The deal on light and vinegar (and kombucha) fermentation

Reginald SmithMaking Vinegar, Microbiology, Mother of Vinegar2 Comments

Many vinegar makers have asked me about the question of the effect of light on vinegar production. The temperature effects on vinegar production are well known but the effects of light are more subtle.

First things first: the typical ambient light in your house does not seriously impair vinegar production. Therefore, there is no need to religiously keep vinegar production in the dark. The only exception is if you have a black light emitting UV light. This, as will be explained is where the problems can start.

Vinegar is fermented by bacteria. Bacteria are sensitive to ultraviolet and even blue light and it impedes their reproduction and metabolism. The traditional saying of keeping fermenting vinegar out of light referred primarily to this effect. Therefore, since UV is the primary issue, keeping your fermenting vinegar (or kombucha) out of the sunlight is a recommended strategy.

The effect of sunlight on vinegar has been known for centuries amongst traditional vinegar makers but it wasn’t until the 1890s that experiments confirmed this. Two Italian researchers, Giunti and Tolomei, investigated the effects of sunlight on vinegar fermentation. Giunti, who published in 1890, noticed that experimental vinegar brewed exposed to the sun fermented much more slowly than the control vinegar in darkness. This was even the case if a light diffuser was put on the window.

Tolomei took the research a step further and fermented vinegar in jars with different color light filters on the jars that only allowed in certain wavelengths (colors) of light. After 22 days of fermentation, the vinegar acidity by color was as listed below:

In darkness: 5.71%

Red: 5.71%

Orange: 5.68%

Yellow: 4.6%

Green: 4.56%

Blue: 3.41%

Indigo: 3.01%

Violet: 2.84%

Colorless: 4.92%

 

As can be seen, as the admitted light shifts towards blue and violet (ultimately ultraviolet) the bacteria are increasingly inhibited in fermentation. So the blue, violet, and UV radiation from the sun is the issue. So keep your vinegar anywhere but not in the window sill!

 

References:

M. Giunti (1890) Sull’azione della luce sulla fermentazione acetica. Staz. Speriment agricult. ital, 18, 171.
Tolomei, G. (1891). Einwirkung des Lichtes auf die Essiggärung. Staz. Speriment agricult. ital, 20, 3807.

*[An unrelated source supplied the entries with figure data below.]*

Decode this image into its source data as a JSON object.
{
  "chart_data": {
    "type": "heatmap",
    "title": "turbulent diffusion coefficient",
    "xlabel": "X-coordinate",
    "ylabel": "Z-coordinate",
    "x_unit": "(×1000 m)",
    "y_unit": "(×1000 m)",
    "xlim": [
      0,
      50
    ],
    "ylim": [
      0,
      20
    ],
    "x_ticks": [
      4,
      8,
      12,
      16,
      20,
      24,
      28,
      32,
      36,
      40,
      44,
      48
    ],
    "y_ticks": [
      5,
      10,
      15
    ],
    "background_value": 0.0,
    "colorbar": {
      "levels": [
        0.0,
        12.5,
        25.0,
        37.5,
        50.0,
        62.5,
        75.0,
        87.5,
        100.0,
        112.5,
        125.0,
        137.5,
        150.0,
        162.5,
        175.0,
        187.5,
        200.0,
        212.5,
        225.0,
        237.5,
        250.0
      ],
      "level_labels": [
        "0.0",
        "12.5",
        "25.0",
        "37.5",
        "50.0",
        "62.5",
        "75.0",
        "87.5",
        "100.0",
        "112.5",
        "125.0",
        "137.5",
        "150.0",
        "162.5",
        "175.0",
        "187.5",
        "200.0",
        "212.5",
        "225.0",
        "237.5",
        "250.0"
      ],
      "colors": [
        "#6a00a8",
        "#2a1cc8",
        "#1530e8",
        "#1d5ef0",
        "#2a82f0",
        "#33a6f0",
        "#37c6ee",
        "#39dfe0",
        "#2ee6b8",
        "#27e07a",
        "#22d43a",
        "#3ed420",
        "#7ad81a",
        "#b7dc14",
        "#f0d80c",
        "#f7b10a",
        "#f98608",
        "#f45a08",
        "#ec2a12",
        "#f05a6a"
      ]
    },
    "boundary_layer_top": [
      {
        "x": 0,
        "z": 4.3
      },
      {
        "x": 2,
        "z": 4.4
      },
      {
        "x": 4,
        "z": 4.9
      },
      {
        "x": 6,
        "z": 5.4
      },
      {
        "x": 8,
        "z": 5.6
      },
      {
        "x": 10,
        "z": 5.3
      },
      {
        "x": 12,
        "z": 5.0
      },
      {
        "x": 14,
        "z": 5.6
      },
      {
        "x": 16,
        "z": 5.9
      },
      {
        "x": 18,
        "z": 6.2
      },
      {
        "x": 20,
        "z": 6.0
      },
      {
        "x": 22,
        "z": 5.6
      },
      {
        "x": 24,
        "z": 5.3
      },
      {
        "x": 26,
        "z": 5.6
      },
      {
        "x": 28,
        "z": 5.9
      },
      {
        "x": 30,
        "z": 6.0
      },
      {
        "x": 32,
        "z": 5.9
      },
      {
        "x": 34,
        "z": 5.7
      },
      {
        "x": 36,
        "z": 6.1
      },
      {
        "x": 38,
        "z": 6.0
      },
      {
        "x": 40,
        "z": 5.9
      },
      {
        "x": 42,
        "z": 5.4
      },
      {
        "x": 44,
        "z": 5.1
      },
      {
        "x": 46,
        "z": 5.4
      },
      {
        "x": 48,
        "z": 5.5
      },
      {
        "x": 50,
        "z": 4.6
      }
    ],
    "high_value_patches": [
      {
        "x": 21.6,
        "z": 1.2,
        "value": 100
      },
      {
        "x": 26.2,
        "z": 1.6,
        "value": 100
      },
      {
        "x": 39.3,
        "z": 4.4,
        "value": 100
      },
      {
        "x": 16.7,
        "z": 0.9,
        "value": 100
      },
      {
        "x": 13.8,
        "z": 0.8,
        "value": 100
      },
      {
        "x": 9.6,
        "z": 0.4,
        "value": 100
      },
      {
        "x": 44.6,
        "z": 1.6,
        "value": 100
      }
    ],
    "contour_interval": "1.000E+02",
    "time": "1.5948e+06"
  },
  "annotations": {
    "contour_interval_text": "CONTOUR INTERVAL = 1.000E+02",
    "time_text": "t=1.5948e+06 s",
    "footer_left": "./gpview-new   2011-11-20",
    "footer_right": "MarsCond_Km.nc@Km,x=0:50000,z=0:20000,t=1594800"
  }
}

an English language explanation of the experiments is found on pages 44-45 of

Mitchell, C. A. (1926). Vinegar: Its Manufacture and Examination. C. Griffin, limited.

2 Comments on “The deal on light and vinegar (and kombucha) fermentation”

  1. From Art

    I encounter some Bitterness in some of my fruit Vinegar.is it from Tannin?

    I do Vinegar from Pineapple,Berries.Mango,Mellon,Banana,Guava,Dragon fruit
    Sugacane.Rice Coconut nectar or Todyy,Etc its fun Making Vinegar only for home Base own consumption

    I did try also Substitute Balsamic Vinegar Caramel Sugar and Vinegar

    Art

    21 Panama Merville Park
    Paranaque City
    Philippines 1711
    Hp 639985301298

    Email arturoolarteao@gmail.com

    1. Bitterness could be from tannin. Do you ferment the skins with the juice to make vinegar? Try straining out just the juice for fermentation.